2. The Annotation Problem (ML-PC Index, Field Experience)
- Label Uncertainty: In materials science, the “ground truth” is often subjective (e.g., manual grain boundary identification).
- Inter-annotator Variance: Different experts may segment the same micrograph differently. This variance sets an upper bound on meaningful model performance.
3. Data Leakage in Materials Science (ML-PC Index, Scientific Literature)
- Spatial Leakage: High correlation between different regions of the same physical sample. Randomly splitting pixels or patches into train/test results in over-optimistic performance. Solution: Split by sample or batch.
- Temporal Leakage: Using future process data to predict past outcomes in a time-series. Solution: Use “sliding window” or “walk-forward” validation.
- Information Leakage: Including features that are indirectly derived from the target variable.
90-Minute Lecture Strategy (50 Slides)
Part 1: The Quality Crisis (Slides 1-10)
- “Garbage In, Garbage Out”: Case studies of ML failure due to bad data.
- The cost of data acquisition vs. the cost of bad labels.
Part 2: Data Preprocessing & Cleaning (Slides 11-25)
- Systematic cleaning (Neuer Ch 3).
- Imputation strategies: Linear interpolation vs. Physics-based constraints.
- Normalization and Scaling: Min-Max, Z-score, and Robust scalers.
Part 3: Labeling Microstructures & Signals (Slides 26-35)
- The human element: Manual annotation and its pitfalls.
- Quantification of label uncertainty.
- Crowdsourcing vs. Expert consensus in materials science.

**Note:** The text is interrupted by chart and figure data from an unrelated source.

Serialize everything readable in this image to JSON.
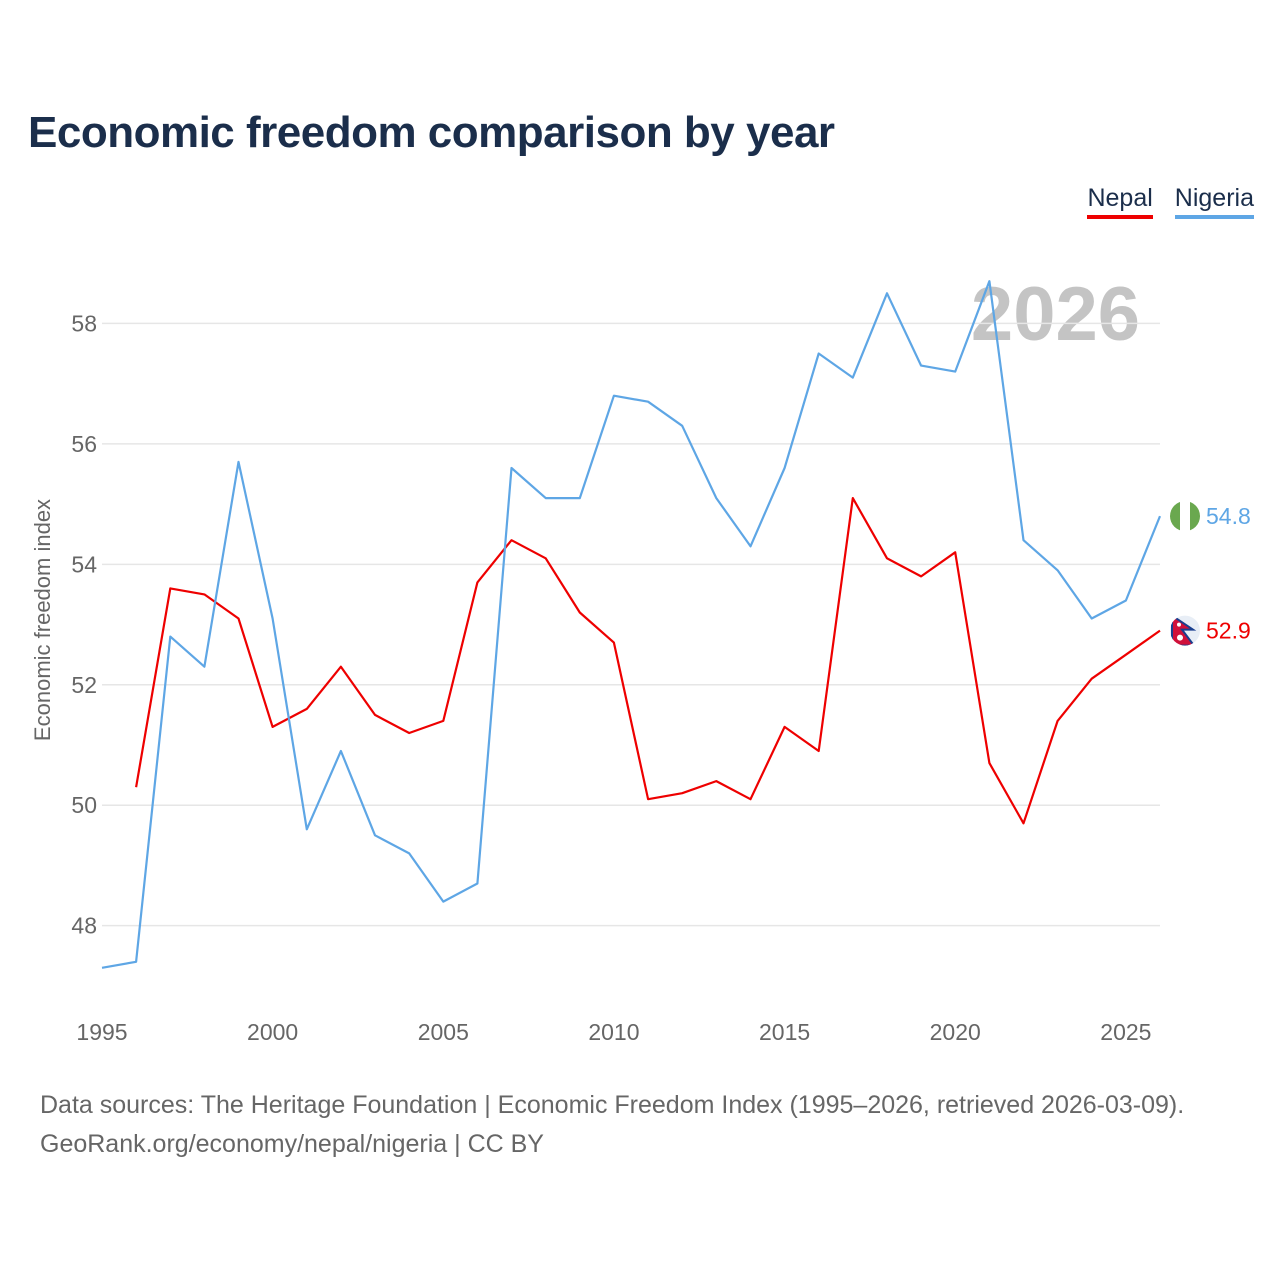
{
  "title": "Economic freedom comparison by year",
  "legend": {
    "nepal": "Nepal",
    "nigeria": "Nigeria"
  },
  "footer": {
    "line1": "Data sources: The Heritage Foundation | Economic Freedom Index (1995–2026, retrieved 2026-03-09).",
    "line2": "GeoRank.org/economy/nepal/nigeria | CC BY"
  },
  "colors": {
    "nepal": "#ee0000",
    "nigeria": "#5ea6e5",
    "grid": "#e6e6e6",
    "axis_text": "#666666",
    "watermark": "#c4c4c4"
  },
  "chart_data": {
    "type": "line",
    "title": "Economic freedom comparison by year",
    "xlabel": "",
    "ylabel": "Economic freedom index",
    "xlim": [
      1995,
      2026
    ],
    "ylim": [
      46.6,
      59.8
    ],
    "x_ticks": [
      1995,
      2000,
      2005,
      2010,
      2015,
      2020,
      2025
    ],
    "y_ticks": [
      48,
      50,
      52,
      54,
      56,
      58
    ],
    "watermark_year": "2026",
    "series": [
      {
        "name": "Nepal",
        "key": "nepal",
        "end_label": "52.9",
        "flag": "nepal-flag-icon",
        "x": [
          1996,
          1997,
          1998,
          1999,
          2000,
          2001,
          2002,
          2003,
          2004,
          2005,
          2006,
          2007,
          2008,
          2009,
          2010,
          2011,
          2012,
          2013,
          2014,
          2015,
          2016,
          2017,
          2018,
          2019,
          2020,
          2021,
          2022,
          2023,
          2024,
          2025,
          2026
        ],
        "values": [
          50.3,
          53.6,
          53.5,
          53.1,
          51.3,
          51.6,
          52.3,
          51.5,
          51.2,
          51.4,
          53.7,
          54.4,
          54.1,
          53.2,
          52.7,
          50.1,
          50.2,
          50.4,
          50.1,
          51.3,
          50.9,
          55.1,
          54.1,
          53.8,
          54.2,
          50.7,
          49.7,
          51.4,
          52.1,
          52.5,
          52.9
        ]
      },
      {
        "name": "Nigeria",
        "key": "nigeria",
        "end_label": "54.8",
        "flag": "nigeria-flag-icon",
        "x": [
          1995,
          1996,
          1997,
          1998,
          1999,
          2000,
          2001,
          2002,
          2003,
          2004,
          2005,
          2006,
          2007,
          2008,
          2009,
          2010,
          2011,
          2012,
          2013,
          2014,
          2015,
          2016,
          2017,
          2018,
          2019,
          2020,
          2021,
          2022,
          2023,
          2024,
          2025,
          2026
        ],
        "values": [
          47.3,
          47.4,
          52.8,
          52.3,
          55.7,
          53.1,
          49.6,
          50.9,
          49.5,
          49.2,
          48.4,
          48.7,
          55.6,
          55.1,
          55.1,
          56.8,
          56.7,
          56.3,
          55.1,
          54.3,
          55.6,
          57.5,
          57.1,
          58.5,
          57.3,
          57.2,
          58.7,
          54.4,
          53.9,
          53.1,
          53.4,
          54.8
        ]
      }
    ]
  }
}
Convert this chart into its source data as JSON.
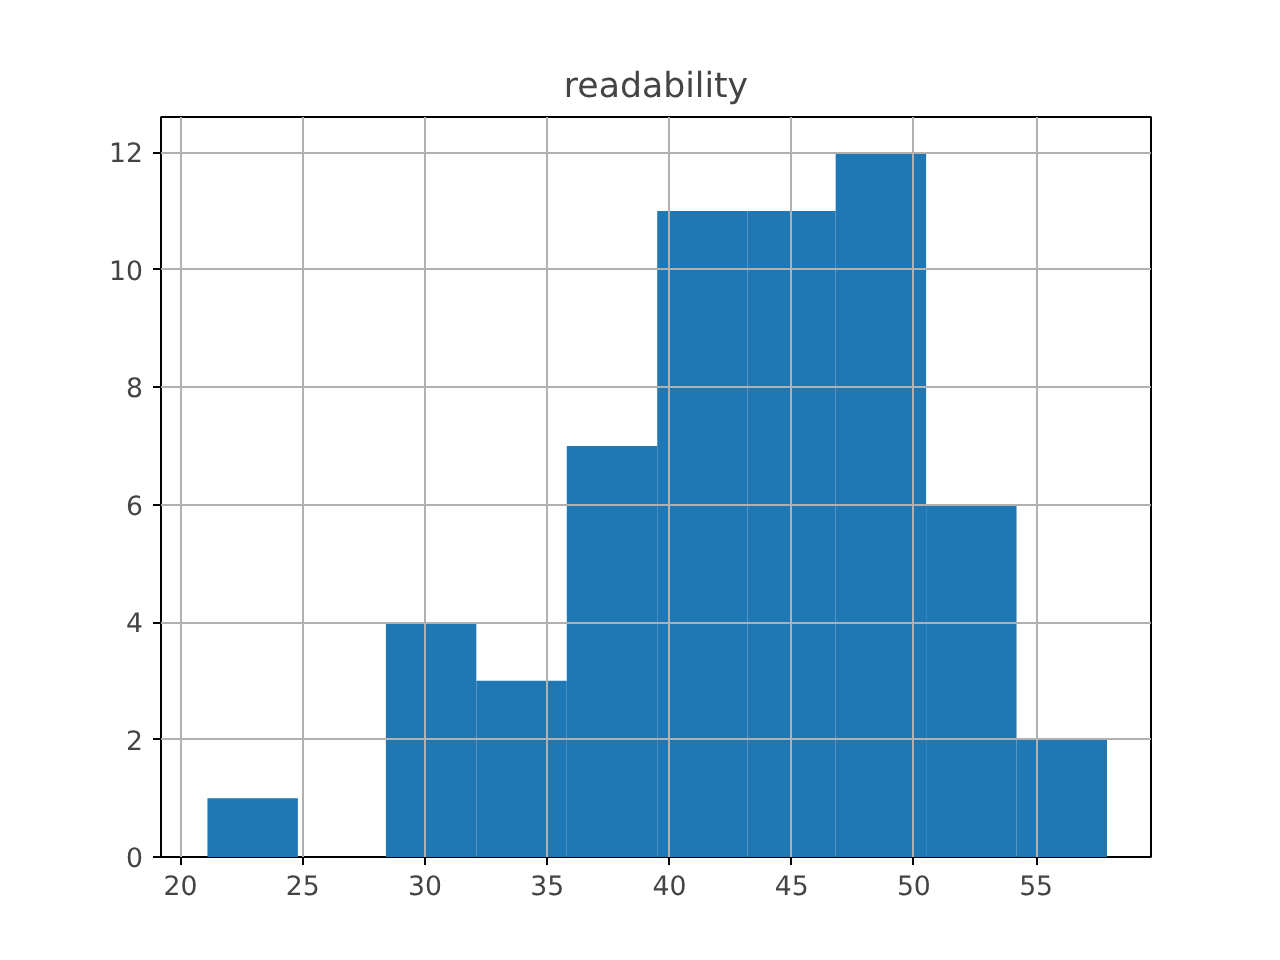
{
  "chart_data": {
    "type": "histogram",
    "title": "readability",
    "bins": [
      21.1,
      24.8,
      28.4,
      32.1,
      35.8,
      39.5,
      43.2,
      46.8,
      50.5,
      54.2,
      57.9
    ],
    "values": [
      1,
      0,
      4,
      3,
      7,
      11,
      11,
      12,
      6,
      2
    ],
    "color": "#1f77b4",
    "xlim": [
      19.2,
      59.7
    ],
    "ylim": [
      0,
      12.6
    ],
    "xticks": [
      20,
      25,
      30,
      35,
      40,
      45,
      50,
      55
    ],
    "yticks": [
      0,
      2,
      4,
      6,
      8,
      10,
      12
    ],
    "grid": true
  }
}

Part 4: Data Leakage: The Silent Killer (Slides 36-45)
- Definition: Information from the test set influencing the training.
- Spatial Correlation: The “Same Sample” trap.
- Feature Leakage: The importance of independent variables.
- How to detect leakage: The “Too good to be true” heuristic.
Part 5: Robust Validation (Slides 46-50)
- Grouped K-Fold validation.
- Nested Cross-Validation.
- Summary: A checklist for a “Correct” materials ML pipeline.
Quarto Website Update (Summary)
Summary for ML-PC Week 3:
This unit focuses on the most critical and often overlooked part of the ML pipeline: data integrity. We discuss systematic data cleaning and normalization techniques while highlighting the unique challenges of labeling experimental materials data, such as inter-annotator variance. A major focus is on Data Leakage, specifically how spatial and physical correlations in materials samples can lead to deceptively high model performance. We introduce robust validation strategies to ensure models generalize to truly unseen data.